Apostle Speaks at Historic Religious Freedom Event in Brazil
Contributed By MormonNewsroom.org
SÃO PAULO—Elder D. Todd Christofferson told an interfaith group in Brazil—a country recognized by the Pew Research Center as a global leader in religious liberty protections—that “religious freedom is the cornerstone of peace in a world with many competing philosophies.” This is because religious freedom “gives us all space to determine for ourselves what we think and believe—to follow the truth that God speaks to our hearts.”
Elder Christofferson, a member of the Quorum of the Twelve Apostles, delivered his remarks in Portuguese Wednesday at the Brazil Mosque, the oldest mosque in Latin America, during a first-of-its-kind Brazilian religious liberty event celebrating the nation’s strong support of religious freedom. He spoke about basic principles of religious freedom and the need for vigilance and cooperation to preserve it.
His audience was a diverse gathering, which included Muslims, Catholics, Adventists, Jews, Evangelicals, Latter-day Saints, native spiritualists, people of no faith, and many others.

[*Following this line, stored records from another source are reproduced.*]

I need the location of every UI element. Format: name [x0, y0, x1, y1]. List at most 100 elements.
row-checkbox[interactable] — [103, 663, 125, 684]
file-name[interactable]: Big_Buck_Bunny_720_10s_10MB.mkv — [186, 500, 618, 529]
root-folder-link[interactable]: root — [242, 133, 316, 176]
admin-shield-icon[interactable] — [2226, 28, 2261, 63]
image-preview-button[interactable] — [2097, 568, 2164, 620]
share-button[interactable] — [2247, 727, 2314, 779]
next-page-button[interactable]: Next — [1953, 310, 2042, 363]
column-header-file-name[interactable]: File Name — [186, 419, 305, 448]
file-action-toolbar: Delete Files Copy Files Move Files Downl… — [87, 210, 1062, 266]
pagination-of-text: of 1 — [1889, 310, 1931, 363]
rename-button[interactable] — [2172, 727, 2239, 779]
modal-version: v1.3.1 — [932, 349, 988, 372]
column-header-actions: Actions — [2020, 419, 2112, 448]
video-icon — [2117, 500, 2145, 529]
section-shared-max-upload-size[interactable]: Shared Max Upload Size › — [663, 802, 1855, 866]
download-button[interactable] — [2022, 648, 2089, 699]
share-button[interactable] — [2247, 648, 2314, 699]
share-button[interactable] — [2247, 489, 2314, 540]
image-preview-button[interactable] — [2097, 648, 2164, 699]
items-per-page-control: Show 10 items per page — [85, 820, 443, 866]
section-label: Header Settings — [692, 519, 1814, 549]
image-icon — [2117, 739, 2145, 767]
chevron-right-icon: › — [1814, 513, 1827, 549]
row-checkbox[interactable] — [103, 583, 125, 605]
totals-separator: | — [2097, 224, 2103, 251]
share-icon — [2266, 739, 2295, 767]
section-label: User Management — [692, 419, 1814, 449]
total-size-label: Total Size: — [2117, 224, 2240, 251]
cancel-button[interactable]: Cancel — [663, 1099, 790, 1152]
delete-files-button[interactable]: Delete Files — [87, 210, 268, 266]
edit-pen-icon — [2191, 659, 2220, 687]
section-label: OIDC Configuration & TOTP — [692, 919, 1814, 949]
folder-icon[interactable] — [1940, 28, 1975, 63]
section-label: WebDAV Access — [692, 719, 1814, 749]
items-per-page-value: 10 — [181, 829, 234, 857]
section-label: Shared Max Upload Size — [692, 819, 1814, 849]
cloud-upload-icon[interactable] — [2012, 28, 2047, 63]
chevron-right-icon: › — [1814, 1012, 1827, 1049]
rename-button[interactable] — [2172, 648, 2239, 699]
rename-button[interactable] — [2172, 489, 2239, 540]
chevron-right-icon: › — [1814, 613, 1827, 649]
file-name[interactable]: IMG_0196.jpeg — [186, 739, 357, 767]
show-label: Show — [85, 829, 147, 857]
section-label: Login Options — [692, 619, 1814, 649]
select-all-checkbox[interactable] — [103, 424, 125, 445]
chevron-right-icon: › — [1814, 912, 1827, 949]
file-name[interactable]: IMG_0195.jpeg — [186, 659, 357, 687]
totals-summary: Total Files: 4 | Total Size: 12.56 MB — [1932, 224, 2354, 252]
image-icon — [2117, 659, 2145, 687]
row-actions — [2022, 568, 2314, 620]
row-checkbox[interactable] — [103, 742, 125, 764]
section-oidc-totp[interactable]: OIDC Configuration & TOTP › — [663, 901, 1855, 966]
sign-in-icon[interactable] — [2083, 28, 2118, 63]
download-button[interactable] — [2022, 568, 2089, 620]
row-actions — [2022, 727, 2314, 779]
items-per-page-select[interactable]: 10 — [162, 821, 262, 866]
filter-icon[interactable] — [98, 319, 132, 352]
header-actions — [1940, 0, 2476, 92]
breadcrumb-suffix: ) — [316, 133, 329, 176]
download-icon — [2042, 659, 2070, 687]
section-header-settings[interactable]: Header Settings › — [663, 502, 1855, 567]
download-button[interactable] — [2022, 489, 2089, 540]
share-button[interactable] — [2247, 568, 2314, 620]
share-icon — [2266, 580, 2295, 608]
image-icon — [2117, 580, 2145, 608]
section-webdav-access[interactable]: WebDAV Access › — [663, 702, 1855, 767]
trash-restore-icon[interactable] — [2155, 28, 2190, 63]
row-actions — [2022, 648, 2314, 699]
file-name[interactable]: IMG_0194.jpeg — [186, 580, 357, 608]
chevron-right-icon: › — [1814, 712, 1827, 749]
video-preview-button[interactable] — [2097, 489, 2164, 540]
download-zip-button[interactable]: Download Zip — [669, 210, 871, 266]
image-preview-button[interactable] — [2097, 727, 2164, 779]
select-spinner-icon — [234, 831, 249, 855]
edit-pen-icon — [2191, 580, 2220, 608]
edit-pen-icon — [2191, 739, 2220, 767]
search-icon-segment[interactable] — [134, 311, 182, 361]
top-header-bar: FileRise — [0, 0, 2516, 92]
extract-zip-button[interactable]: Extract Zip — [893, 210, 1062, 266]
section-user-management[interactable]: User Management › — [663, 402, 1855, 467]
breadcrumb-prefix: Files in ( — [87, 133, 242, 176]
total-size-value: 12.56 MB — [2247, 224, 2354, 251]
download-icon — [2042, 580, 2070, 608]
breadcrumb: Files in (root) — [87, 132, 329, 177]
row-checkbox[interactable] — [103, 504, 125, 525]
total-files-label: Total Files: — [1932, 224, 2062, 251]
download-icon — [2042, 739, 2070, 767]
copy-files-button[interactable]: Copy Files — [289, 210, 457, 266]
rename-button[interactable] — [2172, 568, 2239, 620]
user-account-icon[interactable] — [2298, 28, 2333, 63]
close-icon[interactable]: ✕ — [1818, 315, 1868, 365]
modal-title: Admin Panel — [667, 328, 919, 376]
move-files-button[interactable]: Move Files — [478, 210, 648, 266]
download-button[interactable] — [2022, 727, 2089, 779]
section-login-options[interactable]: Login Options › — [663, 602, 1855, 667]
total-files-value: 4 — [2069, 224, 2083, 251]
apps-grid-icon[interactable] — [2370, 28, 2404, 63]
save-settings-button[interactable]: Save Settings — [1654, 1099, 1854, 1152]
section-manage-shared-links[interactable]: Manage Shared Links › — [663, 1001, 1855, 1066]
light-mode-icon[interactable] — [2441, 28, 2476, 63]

“This event is very important because it demonstrates that we are all brothers and sisters and that we celebrate the blessing of being free to follow the religion we choose,“ said Elder Cláudio R. M. Costa of the Seventy, who serves as the Church's Brazil Area President.
Religious Freedom's Basics and Benefits
Full freedom is more than the “negative” freedom to be left alone, Elder Christofferson said. It's also a “positive freedom” that allows a person to live his or her religion in a tolerant, respectful, and accommodating environment. Furthermore, religious freedom allows people to establish their core convictions, “without which all other human rights would be meaningless.”
“How can we claim the freedom of speech without being able to say what we truly believe?” Elder Christofferson asked. “How can we claim the freedom of assembly unless we can gather with others who share our ideals? How can we enjoy freedom of the press unless we can publicly print or post who we really are?”
Elder Christofferson pointed to current and past progress made to bolster religious freedom, including the 1948 Universal Declaration of Human Rights, which called for “everyone [to have] the right to freedom of thought, conscience, and religion.”
This matters, Elder Christofferson said, because religious freedom and the practice of religion strengthen society. “In general, religious individuals have better family lives, stronger marriages, less substance abuse and crime, higher educational levels, a greater willingness to volunteer and donate to charities, better work habits, longer lives, better health, greater income, and higher levels of well-being and happiness.”
The Need for Vigilance and Cooperation to Resist Threats to Religious Freedom
In spite of religious freedom’s economic, civic, and public health benefits, sobering statistics from the Pew Research Center show that in 2013 some 5.5 billion people—77 percent of the world’s population—lived in countries with high or very high restrictions on religious liberty, up from 68 percent just six years earlier.
Contrast this with Brazil, which, according to the same Pew study, has the world's lowest government restrictions on religion.
“I congratulate Brazil for this significant distinction,” Elder Christofferson said. “I encourage you to hold fast to the freedoms you have forged at home and to lead courageously in promoting religious freedom on the world stage. The need to protect and preserve religious liberty—in a fair and balanced way that also protects others’ fundamental rights—is acute.”
Elder Christofferson concluded with a call for people of various beliefs to work together to protect religious freedom.
“May we pursue peace by working together to preserve and protect the freedom of all people to hold and manifest a religion or belief of their choice, whether individually or in community with others, at home or abroad, in public or private, and in worship, observance, practice, and teaching.”